Литмир - Электронная Библиотека
A
A

Возможно, французский таможенник будет не таким подтянутым. А водитель такси с недовольным видом сунет в карман чаевые и даже не скажет спасибо — верно, коммунист. По ту сторону границы такие, как он, гниют в лагерях.

Газетные колонки переполнены неприятными, грязными, нелепыми историями: о преступлениях, забастовках, скандалах, о безответственности и вранье парламентариев. Обо всем, от чего по ту сторону Рейна избавились или о чем благоразумно умалчивают.

Прежде по возвращении из Германии я с горечью предвидел болезненные разочарования и обиды, которые почувствую, едва ступив на родную землю. На этот же раз, наоборот, мне не терпится, меня томит желание поскорее вдохнуть полной грудью воздух моей древней страны. Расставшись с живыми машинами, очутиться среди людей! Пробродив целый месяц в зловещей тьме, увидеть отрадный для глаз свет солнца, которое светит всем без разбора, — какое наслаждение!
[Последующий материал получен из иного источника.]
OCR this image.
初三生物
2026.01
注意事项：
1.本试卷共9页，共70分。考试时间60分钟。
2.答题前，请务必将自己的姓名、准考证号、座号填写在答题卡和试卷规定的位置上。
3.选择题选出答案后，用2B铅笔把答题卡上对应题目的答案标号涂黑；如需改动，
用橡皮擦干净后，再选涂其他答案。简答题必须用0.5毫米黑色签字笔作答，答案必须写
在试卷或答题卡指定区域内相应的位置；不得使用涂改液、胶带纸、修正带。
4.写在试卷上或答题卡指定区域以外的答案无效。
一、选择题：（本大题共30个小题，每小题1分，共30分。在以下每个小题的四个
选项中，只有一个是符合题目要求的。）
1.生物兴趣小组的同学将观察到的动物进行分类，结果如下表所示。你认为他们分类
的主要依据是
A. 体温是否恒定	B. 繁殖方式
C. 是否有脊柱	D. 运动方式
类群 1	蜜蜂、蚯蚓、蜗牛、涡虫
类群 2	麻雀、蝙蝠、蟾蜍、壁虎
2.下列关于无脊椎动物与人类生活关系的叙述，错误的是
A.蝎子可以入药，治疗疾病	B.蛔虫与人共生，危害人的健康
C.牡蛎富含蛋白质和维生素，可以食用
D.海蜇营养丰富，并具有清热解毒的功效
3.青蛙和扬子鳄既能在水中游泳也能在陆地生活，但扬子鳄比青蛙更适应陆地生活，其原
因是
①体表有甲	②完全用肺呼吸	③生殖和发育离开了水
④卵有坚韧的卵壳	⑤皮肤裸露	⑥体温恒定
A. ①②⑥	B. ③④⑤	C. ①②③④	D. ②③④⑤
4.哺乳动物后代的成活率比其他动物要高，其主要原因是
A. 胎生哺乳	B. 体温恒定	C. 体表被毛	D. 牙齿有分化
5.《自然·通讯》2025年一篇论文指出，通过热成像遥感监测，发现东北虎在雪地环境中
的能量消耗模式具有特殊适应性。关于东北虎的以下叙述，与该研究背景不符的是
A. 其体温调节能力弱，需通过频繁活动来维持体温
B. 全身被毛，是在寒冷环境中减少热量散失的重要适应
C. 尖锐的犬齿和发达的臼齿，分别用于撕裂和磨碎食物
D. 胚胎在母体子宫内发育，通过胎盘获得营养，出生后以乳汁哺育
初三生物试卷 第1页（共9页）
У нас во Франции полно недостатков, но мы думаем о них так же свободно, как дышим. Тогда как нынешняя Германия, которую Третий рейх выдает за самое цивилизованное государство, «образцовую страну», есть не что иное, как чудовищный, безукоризненно сработанный, готовый к бою снаряд, в котором миллионы людей заменяют молекулы металла.

Снаряд, который может в любой момент взорваться и перевернуть всю историю человечества.

Заканчивая этот репортаж, видимо, последний, который мне довелось вести из соседней страны, попробую ответить на вопрос, которым я задавался с самого начала: «На каких основах было бы возможно заключить соглашение с гитлеровской Германией? И может ли оно быть длительным и прочным?»

Кто хорошо знаком с германской ментальностью, тот понимает: для немцев слово «соглашение» имеет не тот же смысл, что для французов. Если мы предполагаем уступки, то немцы ждут капитуляции.

Да и о каких уступках речь? На востоке, за счет наших союзников? Почему Германия должна стать менее агрессивной с ослаблением лишившейся польской поддержки Франции?

Или на юге — смириться с аншлюсом? Коричневая армия увеличится в Австрии еще на двести или триста тысяч солдат. Эта армия уже сейчас мечтает только о войне, и вы хотите, чтобы подобное пополнение сделало ее более миролюбивой? Какое безумие!

Тогда уступить на западе? Отдать Эльзас и Лотарингию? Но этим дело не обойдется. Если предположить невозможное — что найдется такое французское правительство, которое пожертвует нашим кровным достоянием, или что нас принудят к этому обстоятельства, германский Молох этим не удовольствуется. Он потребует Нанси и Дюнкерк.

Словом, в чем уступать? Ради чего капитулировать? Если противник хочет не отнять у нас часть территории, а полностью нас уничтожить?

* * *

— Но надо все-таки определиться с нашей позицией по отношению к соседям. Договариваться или воевать?

— Надо быть готовыми к схватке.

По ту сторону Рейна пятнадцатилетние мальчишки учатся бросать гранаты, старухи умиляются, глядя на пулеметы. СА, СС, рейхсвер, военизированная полиция — миллионы людей осваивают навыки убийства. Народу, который стремится к победе или смерти, завязывают глаза — думать запрещено! Всякая умеренность истребляется.

Эта Германия, деградировавшая до уровня первобытных инстинктов, готовится к войне, тучи сгущаются, близится буря.

Так довольно дипломатического пустословия, детского лепета и учтивых реверансов, которые ни на минуту не отсрочат пушечных залпов.

Не будем складывать оружие, и пусть весь мир раз и навсегда узнает нашу волю. Дадим понять Германии, что наше терпение имеет предел. Гитлеры, геббельсы и геринги хотят обрушить молнии на наши головы. Однако им известно, что штыки — отличные громоотводы.

Многие люди — и я в их числе — полагают, что в Европе больше не могут уживаться столь противоречивые вещи, как немецкий гитлеризм и французский либерализм. И если один из двух противников должен отступить, то почему непременно мы?

Объединившись с нашими нынешними союзниками, мы — пока еще сильнее. Так будем же говорить языком сильных с теми, кто уважает только силу.